As soon as Boston College students arrive at orientation, they hit the ground running with regard to the college social scene. While the amount of greetings and surface level small talk are heightened during orientation and throughout the first few weeks of freshman year, I have found that, while I am living at school, I am always “on.”
In contrast to our high school days, during which most of us could find relief in having our own space in our bedrooms, the overwhelming majority of college students face the unavoidable reality of sharing our sacred living space with someone else.
When we’re not interacting with our roommates, we’re walking through the quad, either alone while keenly looking out for who walks past us, or with friends and chatting. In class, we’re either listening to a professor lecture or discussing course material in groups. Our meals generally take place in large dining halls full of commotion from people we know and say hi to.
Needless to say, at school we are always socially “on.” The brief moments we have alone in our rooms are either disrupted by a roommate unexpectedly entering, or by the very real and prevalent “fomo” (fear of missing out) epidemic. When this lack of time for reflection, to take a deep breath, or simply to have silence is added to the stress brought on by the demands of courses, professors, and social outings, college life quickly grows overwhelming.
Characteristic of life at college is not only the rapidity with which change takes place, but the subtlety with which it can occur. Because we eat, sleep, and study in the same space, it becomes increasingly difficult to create a distinct boundary between school space and our own space. Attending college is accompanied by an unspoken acceptance of blending work space and private space together.
This enmeshing can be very formative by necessitating independence—we are tasked for the first time with creating boundaries on our own. Fusing both spaces additionally exposes us to a social scene that is largely characterized by newness, unfamiliarity, and is different than that of high school in nearly every sense.
By the same token, the fusing of our living and our studying means that we consolidate all of our experiences—be they social, academic, or extracurricular—into a singular, confined space. We lose the opportunity we had back home to literally, physically be done with school when the bell rang at 3 p.m. and we drove off campus.
By centering all of our necessary and formative experiences into one space, the space increases in its significance to us. It instantly becomes harder for us to leave it or to take a break from it. It’s for this reason that I have found this stress or anxiety to amount really quickly in college, effectively slamming me like a brick wall. Most of us can’t leave our school stress every day and head home to decompress.
For these reasons, it’s incredibly important for us to learn how to take time to ourselves and experience silence—both literally in our surrounding environment and mentally in regards to our thoughts. Making time for oneself is necessary because it’s one of few opportunities we have to put things into perspective.

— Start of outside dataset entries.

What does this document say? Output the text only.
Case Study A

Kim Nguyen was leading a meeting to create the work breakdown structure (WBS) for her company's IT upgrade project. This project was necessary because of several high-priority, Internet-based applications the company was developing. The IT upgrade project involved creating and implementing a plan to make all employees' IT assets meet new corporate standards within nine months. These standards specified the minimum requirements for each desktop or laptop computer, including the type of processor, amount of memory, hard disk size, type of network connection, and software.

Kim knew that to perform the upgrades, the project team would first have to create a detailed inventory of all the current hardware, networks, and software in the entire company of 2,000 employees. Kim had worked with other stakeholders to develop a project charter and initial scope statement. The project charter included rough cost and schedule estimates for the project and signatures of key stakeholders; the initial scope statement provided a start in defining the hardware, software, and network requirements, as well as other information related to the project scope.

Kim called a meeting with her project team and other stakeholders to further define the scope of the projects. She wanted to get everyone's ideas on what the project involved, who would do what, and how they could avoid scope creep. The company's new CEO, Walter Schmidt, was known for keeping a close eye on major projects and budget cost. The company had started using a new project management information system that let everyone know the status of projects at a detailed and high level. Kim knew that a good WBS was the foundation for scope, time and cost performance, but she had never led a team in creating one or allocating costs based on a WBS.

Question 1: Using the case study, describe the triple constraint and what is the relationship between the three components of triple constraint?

As a junior straddling five classes, a number of demanding extracurricular commitments, and the monstrous internship application/interview process, it’s very easy to get caught up in small things that incite larger amounts of stress. Whether it’s remarks about someone’s GPA or seeing my peers walk through the quad in business formal attire, it’s difficult to prevent a slew of thoughts from running amok in my head. Moving from one thought point to the next without a recess quickly overwhelms my brain capacity, and I tend not to confront my stress until it reaches an inordinate level.
Ensuring that alone time becomes a part of our daily or weekly schedule is the most accessible and effective way we can mitigate the quantity and severity of the stress we are all confronted with as students at an elite, demanding university.
The American Psychological Association has reported that anxiety, depression, and relationship problems are subjects about which college students are the most concerned. Many institutions’ counseling services funnel a number of resources into substantially marketing the services they offer and informing students of the ways in which they can seek help.
Much of the anxiety students face, however, is a product of small bouts of anxiety that accumulate into a larger, more daunting, and seemingly insurmountable mass of negativity. If students were better equipped with tools to cope with anxiety on a smaller scale with immediate, shorter-term solutions, smaller instances may be less likely to evolve into breakdown-inducing occurrences.
While my experience in solution development for mental health issues is rudimentary, I am very much immersed in the stress that is inextricably tied to college life. Through my experience, I have learned that alone time can serve as an effective tool to handle immediate instances of stress or anxiety.
Whether said alone time manifests itself in leaving Bapst library and sitting by the Labyrinth, asking your roommate for an hour alone in the room, or attending mass at Saint Ignatius, opportunities for self-reflection are accessible. It’s merely a matter of recognizing the benefits of said moments of purposeful isolation.